The PUDR report also quotes a study conducted by the Sanitation Workers Project which says there are almost five million workers in the country employed to perform these tasks. The main reason for deaths in the process of sewage cleaning is the depletion of oxygen and presence of toxic gases, mostly hydrogen sulphide.
It is also widely known that most sewage cleaners suffer from tuberculosis.
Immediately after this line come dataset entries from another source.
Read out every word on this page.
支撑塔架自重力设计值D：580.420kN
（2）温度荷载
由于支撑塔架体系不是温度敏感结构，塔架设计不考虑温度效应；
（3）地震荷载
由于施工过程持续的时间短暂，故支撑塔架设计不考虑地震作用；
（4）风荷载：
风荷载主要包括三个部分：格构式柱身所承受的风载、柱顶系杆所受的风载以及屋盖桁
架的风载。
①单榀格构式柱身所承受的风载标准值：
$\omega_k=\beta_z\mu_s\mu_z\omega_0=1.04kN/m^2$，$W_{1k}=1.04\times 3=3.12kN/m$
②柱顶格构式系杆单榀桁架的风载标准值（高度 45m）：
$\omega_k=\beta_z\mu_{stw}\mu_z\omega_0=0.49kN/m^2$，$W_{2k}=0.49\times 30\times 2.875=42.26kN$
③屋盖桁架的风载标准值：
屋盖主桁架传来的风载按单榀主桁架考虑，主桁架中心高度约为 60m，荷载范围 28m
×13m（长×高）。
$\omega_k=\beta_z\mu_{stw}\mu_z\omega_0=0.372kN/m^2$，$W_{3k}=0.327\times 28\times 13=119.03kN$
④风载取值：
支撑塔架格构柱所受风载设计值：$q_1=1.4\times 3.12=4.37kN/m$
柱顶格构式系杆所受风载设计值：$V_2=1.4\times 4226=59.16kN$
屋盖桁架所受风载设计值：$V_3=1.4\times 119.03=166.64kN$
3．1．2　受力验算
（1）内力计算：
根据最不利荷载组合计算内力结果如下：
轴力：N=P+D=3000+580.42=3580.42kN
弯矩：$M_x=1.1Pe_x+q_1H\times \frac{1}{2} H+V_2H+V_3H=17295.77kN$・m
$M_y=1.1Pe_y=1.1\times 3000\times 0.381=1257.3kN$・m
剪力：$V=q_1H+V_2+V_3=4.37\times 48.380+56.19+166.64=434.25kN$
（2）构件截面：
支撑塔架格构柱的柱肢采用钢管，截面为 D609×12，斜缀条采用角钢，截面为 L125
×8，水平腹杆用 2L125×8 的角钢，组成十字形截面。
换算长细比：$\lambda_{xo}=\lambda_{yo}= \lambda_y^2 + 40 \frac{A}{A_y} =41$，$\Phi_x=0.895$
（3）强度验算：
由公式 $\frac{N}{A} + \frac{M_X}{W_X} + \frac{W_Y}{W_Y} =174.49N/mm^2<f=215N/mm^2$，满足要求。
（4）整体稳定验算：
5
This explains why many sewer workers die as young as 40, falling prey to multiple health issues. Repeated handling of human excreta without any safety equipment leads to several respiratory and skin diseases, anaemia, jaundice, trachoma and carbon monoxide poisoning. This affects women more as up to 90 per cent of sanitation workers are women. Households with dry latrines prefer women to clean excreta instead of men as they are located inside the house. There is also a huge gap in the wages of men and women workers.
A year ago, Prime Minister Narendra Modi washed the feet of safai karamcharis at Prayagraj and hailed them as “karma yogis”. It will be better if he can at least ensure that the families of the karma yogis who die on duty get the compensation due to them.